Josh: Basically that’s it, since Bayern seems to be a free-flowing team with no true rigidity to the top third the formation.
Chuck: Big games: 4-2-3-1, rotation days 4-3-3. Maybe even a 4-1-4-1. What always amazes me is that no matter how much statistical evidence is out there and what the results of games are... coaches still always seem to be interested in finding a way to bench Müller.
At this point in our conversation, Phil Quinn jumped in with his own extensive experience observing Bayern and the game in general:
Phillip Quinn: Teams with good players play anywhere between three to four different formations in a single game. The only thing that matters is the talent that you put on the field and your tactics.
Chuck: Phil, agreed on that, and it’s partially why I believe Kovac has been pushing for versatile, multi-faceted players... That’s why I’m not firing off #KovacOut takes yet...

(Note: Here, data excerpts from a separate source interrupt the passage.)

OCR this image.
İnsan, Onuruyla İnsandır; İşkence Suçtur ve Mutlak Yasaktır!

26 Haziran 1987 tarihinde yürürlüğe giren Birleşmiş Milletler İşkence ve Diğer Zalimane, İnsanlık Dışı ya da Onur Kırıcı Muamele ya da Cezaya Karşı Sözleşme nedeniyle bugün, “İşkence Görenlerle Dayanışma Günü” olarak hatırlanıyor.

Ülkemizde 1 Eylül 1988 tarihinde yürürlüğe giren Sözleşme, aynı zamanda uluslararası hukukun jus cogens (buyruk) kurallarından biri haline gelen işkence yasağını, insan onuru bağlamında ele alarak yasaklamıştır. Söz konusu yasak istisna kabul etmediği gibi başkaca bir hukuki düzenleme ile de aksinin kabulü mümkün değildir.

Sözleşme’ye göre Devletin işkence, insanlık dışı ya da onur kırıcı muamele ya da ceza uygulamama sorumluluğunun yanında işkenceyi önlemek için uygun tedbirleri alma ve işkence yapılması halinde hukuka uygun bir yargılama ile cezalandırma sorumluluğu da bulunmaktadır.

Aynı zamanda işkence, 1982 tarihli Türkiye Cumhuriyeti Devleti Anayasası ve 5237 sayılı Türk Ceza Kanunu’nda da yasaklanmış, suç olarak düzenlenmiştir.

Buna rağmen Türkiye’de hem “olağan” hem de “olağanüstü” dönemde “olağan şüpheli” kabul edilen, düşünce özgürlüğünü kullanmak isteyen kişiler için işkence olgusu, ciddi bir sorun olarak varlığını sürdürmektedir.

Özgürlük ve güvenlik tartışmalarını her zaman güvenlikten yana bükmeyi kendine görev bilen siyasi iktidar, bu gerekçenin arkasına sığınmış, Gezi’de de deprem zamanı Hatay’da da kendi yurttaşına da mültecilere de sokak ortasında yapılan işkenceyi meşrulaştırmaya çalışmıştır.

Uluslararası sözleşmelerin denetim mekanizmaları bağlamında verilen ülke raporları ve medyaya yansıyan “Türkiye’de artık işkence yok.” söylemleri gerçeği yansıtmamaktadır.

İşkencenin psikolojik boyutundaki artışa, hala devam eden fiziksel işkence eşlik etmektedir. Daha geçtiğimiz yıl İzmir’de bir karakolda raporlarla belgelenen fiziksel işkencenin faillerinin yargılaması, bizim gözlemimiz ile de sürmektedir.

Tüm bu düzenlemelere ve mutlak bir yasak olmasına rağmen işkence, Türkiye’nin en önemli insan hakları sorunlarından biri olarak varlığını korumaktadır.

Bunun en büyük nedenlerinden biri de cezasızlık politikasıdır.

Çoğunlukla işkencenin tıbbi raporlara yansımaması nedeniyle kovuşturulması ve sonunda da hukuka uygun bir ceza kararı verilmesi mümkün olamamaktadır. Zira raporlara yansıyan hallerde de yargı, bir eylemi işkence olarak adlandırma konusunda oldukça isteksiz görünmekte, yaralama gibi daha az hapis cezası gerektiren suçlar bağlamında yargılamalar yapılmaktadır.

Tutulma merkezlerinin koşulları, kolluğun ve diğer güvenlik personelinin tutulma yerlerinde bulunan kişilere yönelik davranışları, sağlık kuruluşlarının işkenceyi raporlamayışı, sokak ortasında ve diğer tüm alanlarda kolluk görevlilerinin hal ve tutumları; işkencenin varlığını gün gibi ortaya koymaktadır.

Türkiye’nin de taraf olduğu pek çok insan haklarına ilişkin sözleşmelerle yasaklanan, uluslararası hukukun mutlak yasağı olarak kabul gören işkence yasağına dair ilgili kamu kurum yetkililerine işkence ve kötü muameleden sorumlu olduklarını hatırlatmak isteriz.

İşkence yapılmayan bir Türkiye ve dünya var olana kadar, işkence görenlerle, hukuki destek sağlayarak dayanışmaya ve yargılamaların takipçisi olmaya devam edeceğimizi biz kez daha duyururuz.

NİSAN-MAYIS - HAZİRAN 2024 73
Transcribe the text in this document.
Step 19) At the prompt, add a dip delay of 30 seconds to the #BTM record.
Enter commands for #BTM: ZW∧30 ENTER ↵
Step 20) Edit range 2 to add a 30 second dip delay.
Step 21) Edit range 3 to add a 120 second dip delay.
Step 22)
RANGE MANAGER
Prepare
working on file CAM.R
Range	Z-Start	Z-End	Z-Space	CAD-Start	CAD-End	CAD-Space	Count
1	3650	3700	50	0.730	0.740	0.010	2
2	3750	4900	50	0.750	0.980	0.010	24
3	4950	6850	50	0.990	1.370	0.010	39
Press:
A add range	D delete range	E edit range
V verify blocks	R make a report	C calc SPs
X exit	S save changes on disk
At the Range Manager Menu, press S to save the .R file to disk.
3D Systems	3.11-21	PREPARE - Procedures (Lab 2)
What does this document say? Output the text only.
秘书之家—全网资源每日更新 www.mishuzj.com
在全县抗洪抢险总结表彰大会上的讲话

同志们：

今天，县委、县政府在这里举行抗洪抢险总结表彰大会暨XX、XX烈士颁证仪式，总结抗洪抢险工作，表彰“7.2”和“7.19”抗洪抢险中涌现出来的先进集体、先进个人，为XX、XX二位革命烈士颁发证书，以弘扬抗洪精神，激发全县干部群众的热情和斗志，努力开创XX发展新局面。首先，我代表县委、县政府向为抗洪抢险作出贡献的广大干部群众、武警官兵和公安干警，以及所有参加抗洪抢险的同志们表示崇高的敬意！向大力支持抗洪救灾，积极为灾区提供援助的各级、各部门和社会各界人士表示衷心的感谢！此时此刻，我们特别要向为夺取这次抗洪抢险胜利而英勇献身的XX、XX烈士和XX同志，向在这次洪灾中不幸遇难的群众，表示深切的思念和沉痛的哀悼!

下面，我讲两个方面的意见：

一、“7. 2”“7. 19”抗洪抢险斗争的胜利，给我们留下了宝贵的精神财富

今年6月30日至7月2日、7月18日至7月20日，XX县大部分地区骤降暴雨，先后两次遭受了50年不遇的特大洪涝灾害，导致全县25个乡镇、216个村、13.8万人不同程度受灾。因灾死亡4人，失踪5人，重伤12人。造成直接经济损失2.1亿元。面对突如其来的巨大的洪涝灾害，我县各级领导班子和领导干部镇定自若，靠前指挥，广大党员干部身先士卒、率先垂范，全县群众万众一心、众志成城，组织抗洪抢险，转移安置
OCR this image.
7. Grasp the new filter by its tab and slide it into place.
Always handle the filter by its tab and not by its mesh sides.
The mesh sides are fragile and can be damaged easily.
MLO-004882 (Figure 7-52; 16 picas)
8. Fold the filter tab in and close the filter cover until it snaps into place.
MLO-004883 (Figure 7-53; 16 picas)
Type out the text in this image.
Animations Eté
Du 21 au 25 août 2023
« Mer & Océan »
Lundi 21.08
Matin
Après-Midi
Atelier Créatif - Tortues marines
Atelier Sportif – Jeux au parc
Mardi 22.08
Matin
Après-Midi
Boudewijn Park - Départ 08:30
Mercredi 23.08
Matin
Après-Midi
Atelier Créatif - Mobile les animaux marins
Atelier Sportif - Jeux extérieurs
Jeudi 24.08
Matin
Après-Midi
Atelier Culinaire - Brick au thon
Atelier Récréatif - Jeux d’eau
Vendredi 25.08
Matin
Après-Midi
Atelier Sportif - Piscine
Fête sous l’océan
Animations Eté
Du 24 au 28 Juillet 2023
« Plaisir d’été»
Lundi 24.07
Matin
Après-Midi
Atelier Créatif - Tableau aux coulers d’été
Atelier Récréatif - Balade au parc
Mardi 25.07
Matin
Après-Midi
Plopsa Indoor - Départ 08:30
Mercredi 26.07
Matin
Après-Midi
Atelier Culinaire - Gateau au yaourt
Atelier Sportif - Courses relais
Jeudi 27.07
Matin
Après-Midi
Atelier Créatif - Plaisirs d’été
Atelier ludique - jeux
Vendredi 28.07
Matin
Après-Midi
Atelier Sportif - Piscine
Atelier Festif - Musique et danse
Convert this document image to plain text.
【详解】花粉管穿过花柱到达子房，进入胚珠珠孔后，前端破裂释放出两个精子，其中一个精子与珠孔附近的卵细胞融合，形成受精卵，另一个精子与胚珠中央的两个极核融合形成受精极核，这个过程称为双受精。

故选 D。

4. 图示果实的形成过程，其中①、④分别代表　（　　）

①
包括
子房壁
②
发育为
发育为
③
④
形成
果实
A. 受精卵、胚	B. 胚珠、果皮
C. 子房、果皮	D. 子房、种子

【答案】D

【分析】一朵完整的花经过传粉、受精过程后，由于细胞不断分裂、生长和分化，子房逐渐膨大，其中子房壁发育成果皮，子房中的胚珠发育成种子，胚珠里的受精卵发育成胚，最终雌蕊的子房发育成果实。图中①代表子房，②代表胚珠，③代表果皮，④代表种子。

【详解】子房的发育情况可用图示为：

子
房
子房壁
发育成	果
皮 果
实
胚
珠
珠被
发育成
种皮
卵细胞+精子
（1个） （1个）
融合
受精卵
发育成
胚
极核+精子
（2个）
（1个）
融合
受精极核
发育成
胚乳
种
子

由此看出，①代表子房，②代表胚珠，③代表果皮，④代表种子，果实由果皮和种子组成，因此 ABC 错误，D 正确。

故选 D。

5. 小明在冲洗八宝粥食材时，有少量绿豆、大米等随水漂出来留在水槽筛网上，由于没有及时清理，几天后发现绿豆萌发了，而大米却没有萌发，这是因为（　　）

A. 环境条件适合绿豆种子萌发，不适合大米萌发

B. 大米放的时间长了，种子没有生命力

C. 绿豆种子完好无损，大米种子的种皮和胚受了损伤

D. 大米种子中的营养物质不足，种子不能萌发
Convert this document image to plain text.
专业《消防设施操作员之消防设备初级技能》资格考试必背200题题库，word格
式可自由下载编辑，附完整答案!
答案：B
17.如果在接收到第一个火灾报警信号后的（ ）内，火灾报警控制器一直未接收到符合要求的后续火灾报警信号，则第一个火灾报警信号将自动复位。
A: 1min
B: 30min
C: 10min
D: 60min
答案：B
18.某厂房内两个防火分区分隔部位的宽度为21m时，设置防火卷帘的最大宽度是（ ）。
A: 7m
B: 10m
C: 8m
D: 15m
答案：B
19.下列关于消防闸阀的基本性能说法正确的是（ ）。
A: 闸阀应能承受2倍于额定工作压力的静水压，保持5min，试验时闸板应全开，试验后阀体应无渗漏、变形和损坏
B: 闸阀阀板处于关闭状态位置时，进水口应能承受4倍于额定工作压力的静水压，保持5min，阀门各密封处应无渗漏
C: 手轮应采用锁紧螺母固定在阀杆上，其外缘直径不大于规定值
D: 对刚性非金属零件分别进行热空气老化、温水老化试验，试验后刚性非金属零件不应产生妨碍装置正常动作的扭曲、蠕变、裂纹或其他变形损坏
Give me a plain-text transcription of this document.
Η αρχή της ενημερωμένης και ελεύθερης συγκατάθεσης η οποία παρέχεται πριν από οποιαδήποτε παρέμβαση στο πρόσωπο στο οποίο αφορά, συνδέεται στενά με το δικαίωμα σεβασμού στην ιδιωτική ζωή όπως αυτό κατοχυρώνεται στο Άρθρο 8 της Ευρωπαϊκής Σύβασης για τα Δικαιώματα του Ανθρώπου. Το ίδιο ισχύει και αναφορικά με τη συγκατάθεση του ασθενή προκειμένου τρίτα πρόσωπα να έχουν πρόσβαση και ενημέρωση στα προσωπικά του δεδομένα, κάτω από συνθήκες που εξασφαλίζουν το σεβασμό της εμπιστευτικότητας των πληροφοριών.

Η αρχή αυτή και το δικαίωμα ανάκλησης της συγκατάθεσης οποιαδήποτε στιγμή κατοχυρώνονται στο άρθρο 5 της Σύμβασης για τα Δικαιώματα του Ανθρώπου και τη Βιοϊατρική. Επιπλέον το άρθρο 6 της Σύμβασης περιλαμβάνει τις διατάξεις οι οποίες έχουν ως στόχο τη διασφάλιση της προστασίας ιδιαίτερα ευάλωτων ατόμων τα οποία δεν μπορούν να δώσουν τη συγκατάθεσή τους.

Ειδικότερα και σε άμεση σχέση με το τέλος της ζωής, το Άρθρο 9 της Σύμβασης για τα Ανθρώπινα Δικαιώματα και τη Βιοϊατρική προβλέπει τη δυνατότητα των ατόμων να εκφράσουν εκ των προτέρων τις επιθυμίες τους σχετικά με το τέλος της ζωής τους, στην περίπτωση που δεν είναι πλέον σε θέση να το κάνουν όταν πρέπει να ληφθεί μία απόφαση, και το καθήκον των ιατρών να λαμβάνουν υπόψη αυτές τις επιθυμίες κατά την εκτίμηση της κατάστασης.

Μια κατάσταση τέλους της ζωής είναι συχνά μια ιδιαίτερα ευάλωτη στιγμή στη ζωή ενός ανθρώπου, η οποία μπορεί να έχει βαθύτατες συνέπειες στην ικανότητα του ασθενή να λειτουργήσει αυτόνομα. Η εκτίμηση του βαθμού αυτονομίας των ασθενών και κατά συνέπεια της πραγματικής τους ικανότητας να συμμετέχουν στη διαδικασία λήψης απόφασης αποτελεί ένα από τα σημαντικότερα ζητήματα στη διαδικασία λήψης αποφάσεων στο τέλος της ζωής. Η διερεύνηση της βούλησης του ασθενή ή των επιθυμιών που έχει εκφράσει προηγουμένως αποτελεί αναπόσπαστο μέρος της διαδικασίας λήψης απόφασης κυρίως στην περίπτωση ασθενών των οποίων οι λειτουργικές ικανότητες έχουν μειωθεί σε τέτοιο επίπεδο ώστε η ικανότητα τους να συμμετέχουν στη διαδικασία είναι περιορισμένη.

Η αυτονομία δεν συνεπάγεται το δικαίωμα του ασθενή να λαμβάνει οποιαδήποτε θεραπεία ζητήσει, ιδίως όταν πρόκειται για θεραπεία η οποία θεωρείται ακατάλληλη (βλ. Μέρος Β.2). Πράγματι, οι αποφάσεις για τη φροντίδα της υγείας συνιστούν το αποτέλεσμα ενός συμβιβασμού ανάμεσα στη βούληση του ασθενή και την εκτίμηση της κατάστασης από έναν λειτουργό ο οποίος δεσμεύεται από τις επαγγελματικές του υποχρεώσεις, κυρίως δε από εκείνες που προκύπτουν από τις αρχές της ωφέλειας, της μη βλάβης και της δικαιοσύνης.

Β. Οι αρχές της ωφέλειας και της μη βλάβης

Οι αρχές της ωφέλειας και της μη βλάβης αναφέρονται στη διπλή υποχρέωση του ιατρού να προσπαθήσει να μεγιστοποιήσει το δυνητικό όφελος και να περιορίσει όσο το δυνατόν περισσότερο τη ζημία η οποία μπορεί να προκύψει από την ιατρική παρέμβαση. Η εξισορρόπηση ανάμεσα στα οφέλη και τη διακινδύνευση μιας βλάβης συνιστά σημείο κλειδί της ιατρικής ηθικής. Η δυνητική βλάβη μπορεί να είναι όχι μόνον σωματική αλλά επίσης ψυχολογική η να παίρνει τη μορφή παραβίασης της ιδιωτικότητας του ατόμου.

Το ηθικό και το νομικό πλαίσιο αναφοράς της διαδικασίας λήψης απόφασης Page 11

INNN: But changing shape in the middle of a game is not the same as changing formation, is it?
Chuck: Bayern has totally been looking for players that can be moved. Müller is that type of player who can play centrally or wide, where James was more limited... or maybe was not as willing. Looking at the roster, you can argue that Müller, Gnabry, Leon, etc. all are players that Kovac can shift around in the middle of the game to fill different roles or even positions.
Phil: It all really comes down to an interpretation of how good the opponent is on any certain day. If Bayern roll out a 4-2-3-1, they’ll have an advantage on the wings, but if they’re getting dominated in midfield, they make an adjustment and move a player in that front four back a little deeper to help the midfield. That’s a different formation.
If you roll out the 4-3-3 and you’re just dominating the wings and need a more forward attacker, you move one of those midfielders further up the field into a 4-2-3-1.
And that is where we left the matter. Some doubts may linger, but our rough consensus was that Kovac will presumably adhere to a flexible system that we described last season primarily as a 4-1-4-1. He personally appears to view it as a 4-3-3, but Thomas Müller seems to hold down one of those midfield spots when he is not positioned on the right wing.
It remains to be seen, of course, how the team actually plays. The preseason matches in the International Champions Cup have not answered all our questions, given their varying lineups. Hence, the DFL Supercup against Borussia Dortmund may be a major bellwether for the season. And, of course, further signings — above all one Leroy Sané — would give Kovac even more options than the multifaceted players at his disposal already allow.
We’re excited to find out. What do you think about Kovac’s remarks, and what formation do you expect him to use this season?